Grafting genetically-modified cells into the brain is a promising approach to address fundamental and clinical issues in neurobiology. Despite recent substantial progress, most of the methods used for introducing DNA sequences into donor cells result in weak efficacy or transient gene expression after transplantation. We tested whether the use of adenovirus as the vector for foreign genes avoided these problems. A replication-defective adenovirus vector carrying a reporter gene encoding for beta-galactosidase was used to transfect primary astrocytes. After grafting into various brain structures, transfected cells exhibited robust survival and expressed the transgene for at least five months. These results demonstrate the advantage of adenovirus-mediated gene transfer for prolonged transgene expression in grafted primary cells.

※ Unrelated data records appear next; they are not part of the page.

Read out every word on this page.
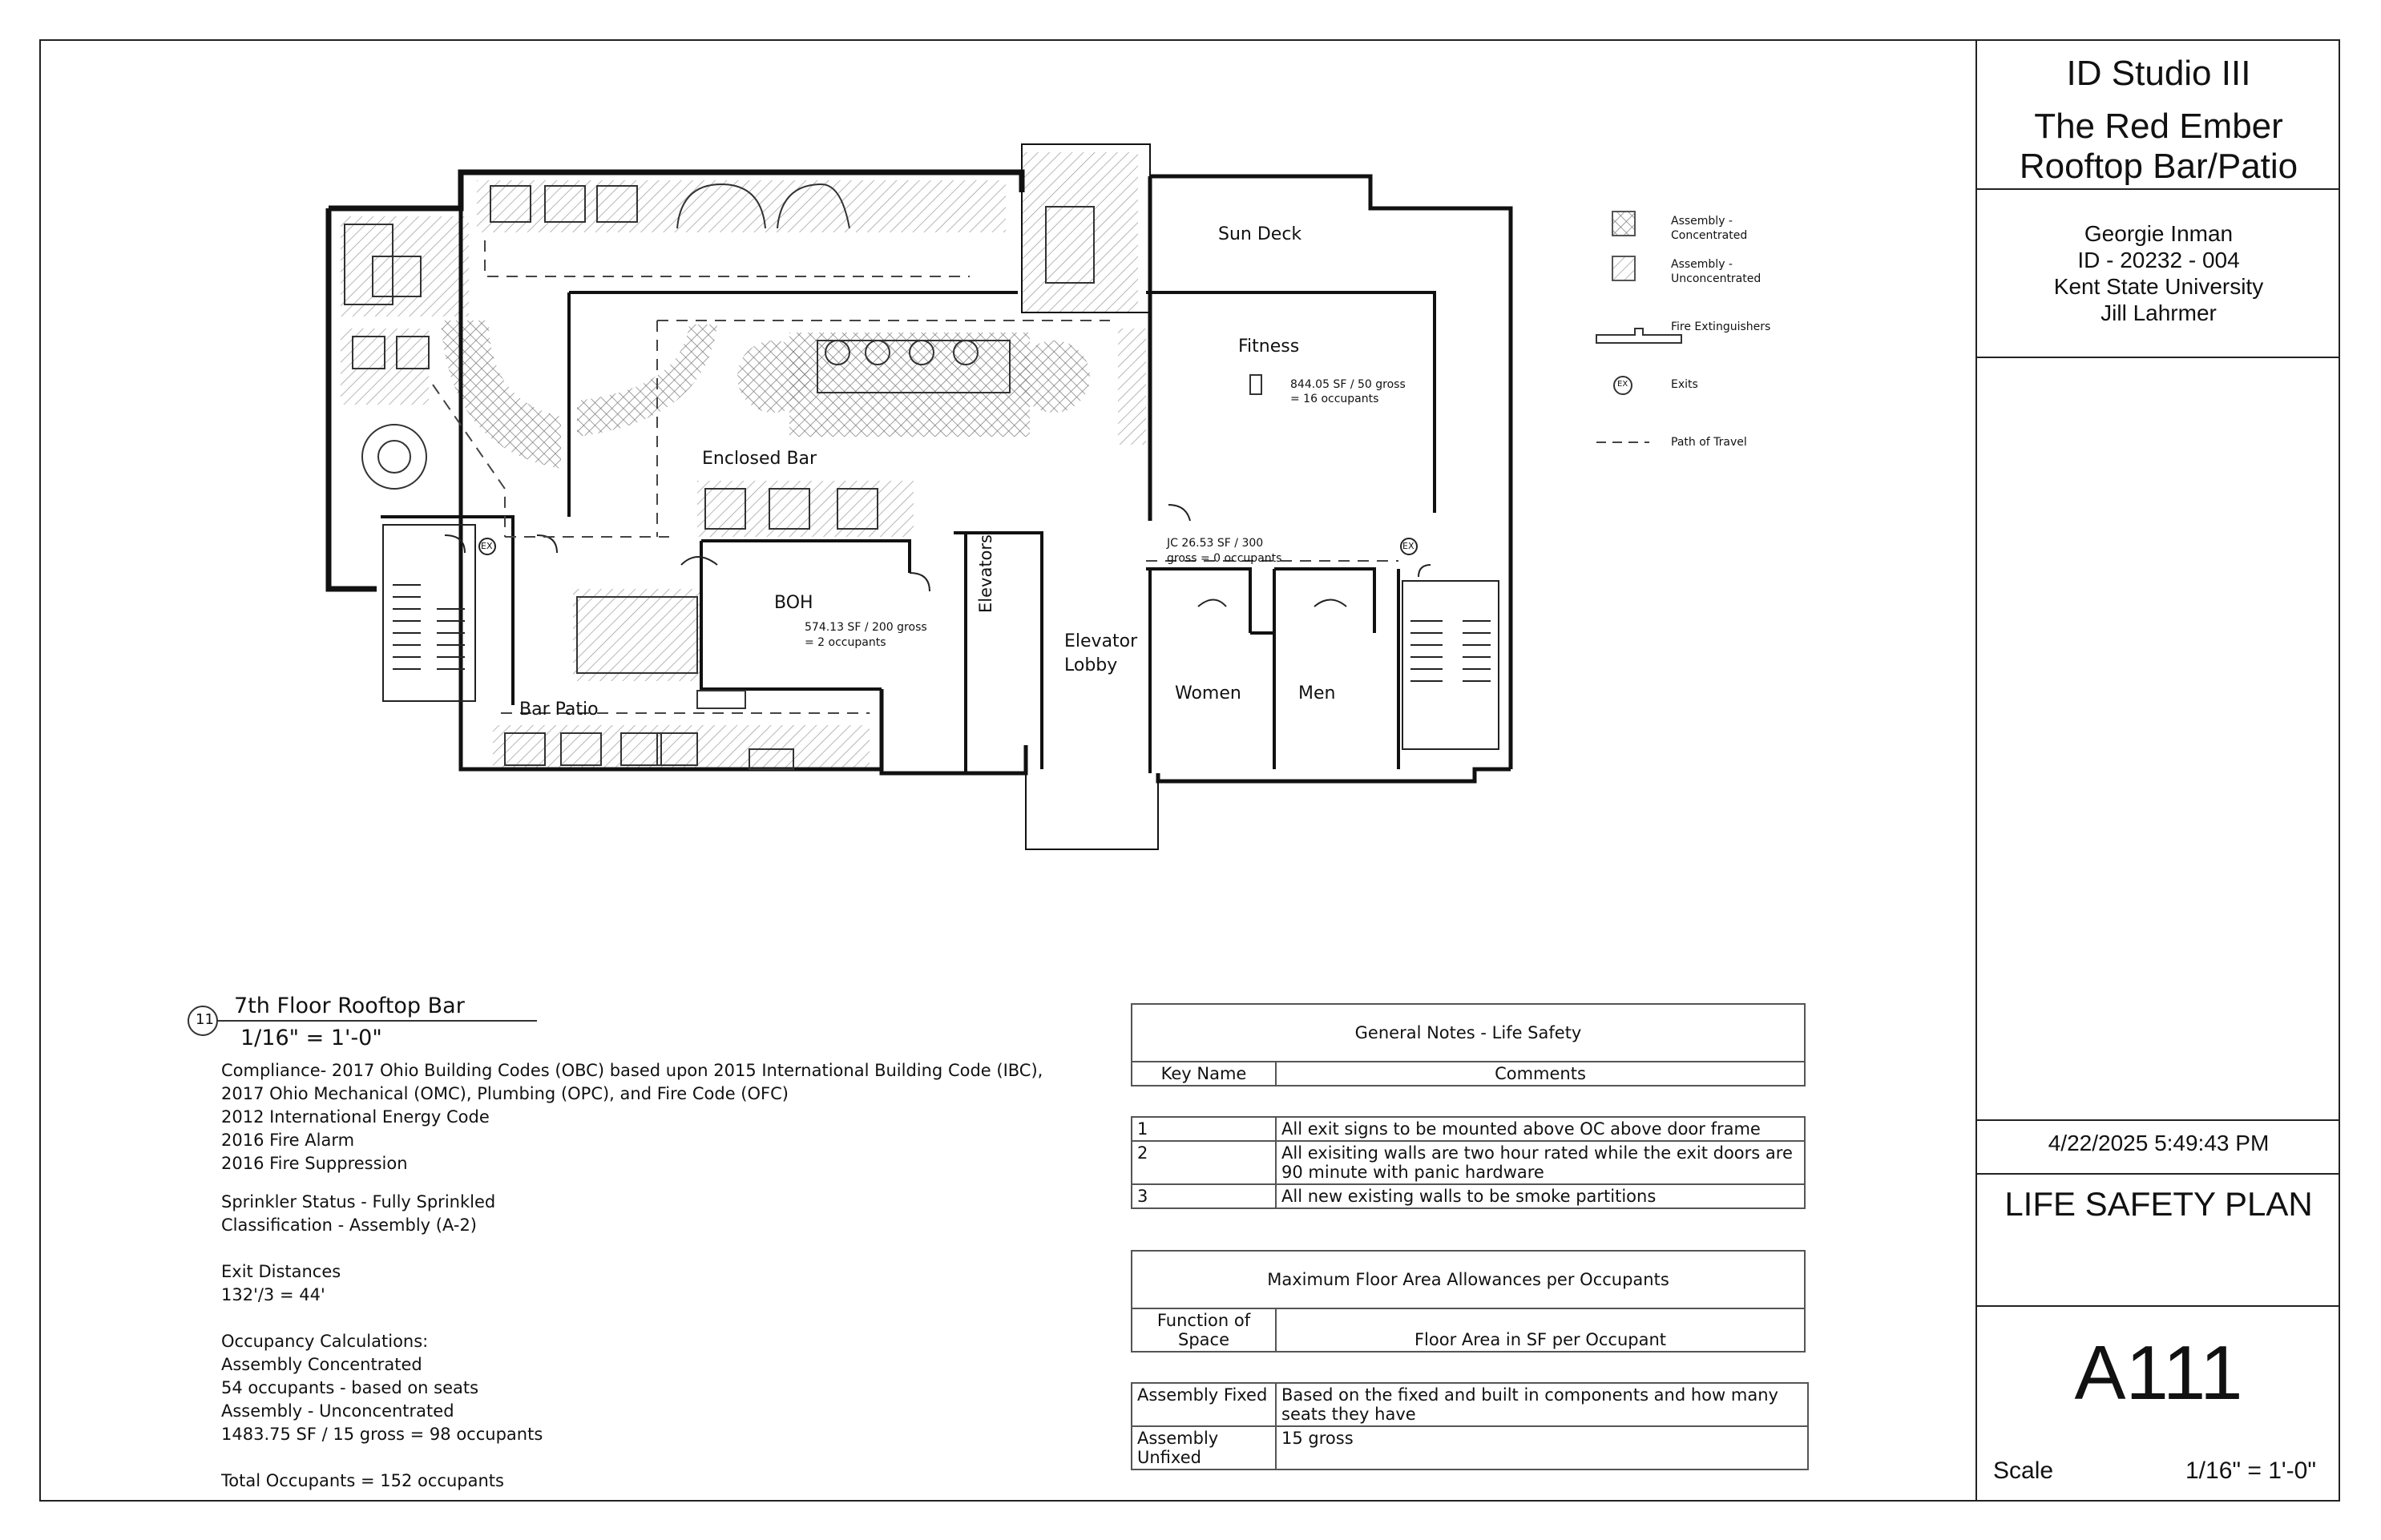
ID Studio III
The Red Ember
Rooftop Bar/Patio
Georgie Inman
ID - 20232 - 004
Kent State University
Jill Lahrmer
4/22/2025 5:49:43 PM
LIFE SAFETY PLAN
A111
Scale	1/16" = 1'-0"
Sun Deck
Fitness
844.05 SF / 50 gross
= 16 occupants
Enclosed Bar
BOH
574.13 SF / 200 gross
= 2 occupants
JC 26.53 SF / 300
gross = 0 occupants
Elevators
Elevator
Lobby
Women	Men
Bar Patio
EX	EX
Assembly -
Concentrated
Assembly -
Unconcentrated
Fire Extinguishers
EX	Exits
Path of Travel
11
7th Floor Rooftop Bar
1/16" = 1'-0"
Compliance- 2017 Ohio Building Codes (OBC) based upon 2015 International Building Code (IBC),
2017 Ohio Mechanical (OMC), Plumbing (OPC), and Fire Code (OFC)
2012 International Energy Code
2016 Fire Alarm
2016 Fire Suppression
Sprinkler Status - Fully Sprinkled
Classification - Assembly (A-2)
Exit Distances
132'/3 = 44'
Occupancy Calculations:
Assembly Concentrated
54 occupants - based on seats
Assembly - Unconcentrated
1483.75 SF / 15 gross = 98 occupants
Total Occupants = 152 occupants
General Notes - Life Safety
Key Name	Comments
1	All exit signs to be mounted above OC above door frame
2	All exisiting walls are two hour rated while the exit doors are 90 minute with panic hardware
3	All new existing walls to be smoke partitions
Maximum Floor Area Allowances per Occupants
Function of Space	Floor Area in SF per Occupant
Assembly Fixed	Based on the fixed and built in components and how many seats they have
Assembly Unfixed	15 gross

Ex vivo culture of adult microglial cells from previously lesioned rat brains.

In an attempt to study more precisely the glial cells involved in reactions following specific brain injuries, we tried to culture cells derived from surgically-lesioned rat brains or adult rat hippocampus previously treated with kainic acid, a convulsant which induces status epilepticus associated with structural modifications. We find that, contrary to cultures derived from normal adult rat brain, cultures from lesioned rat brains can survive and proliferate in vitro. Characterization of the cell types using double labeling with isolectin B4 for microglia and GFAP antisera for astrocytes shows that cultures from KA-treated adult rats consist of nearly 100% macrophagic-microglial cells, whereas those obtained from surgically-lesioned brains are composed of a mixed population of microglial cells and astrocytes. These models are proposed as suitable for the further study of microglial-neuronal interactions involved in brain damage and repair.

An adenovirus vector for gene transfer into neurons and glia in the brain.

The efficient introduction of genetic material into quiescent nerve cells is important in the study of brain function and for gene therapy of neurological disorders. A replication-deficient adenoviral vector that contained a reporter gene encoding beta-galactosidase infected rat nerve cells in vitro and in vivo. beta-Galactosidase was expressed in almost all sympathetic neurons and astrocytes in culture. After stereotactic inoculations into the rat hippocampus and the substantia nigra, beta-galactosidase activity was detected for 2 months. Infected cells were identified as microglial cells, astrocytes, or neurons with anatomical, morphological, and immunohistochemical criteria. No obvious cytopathic effect was observed.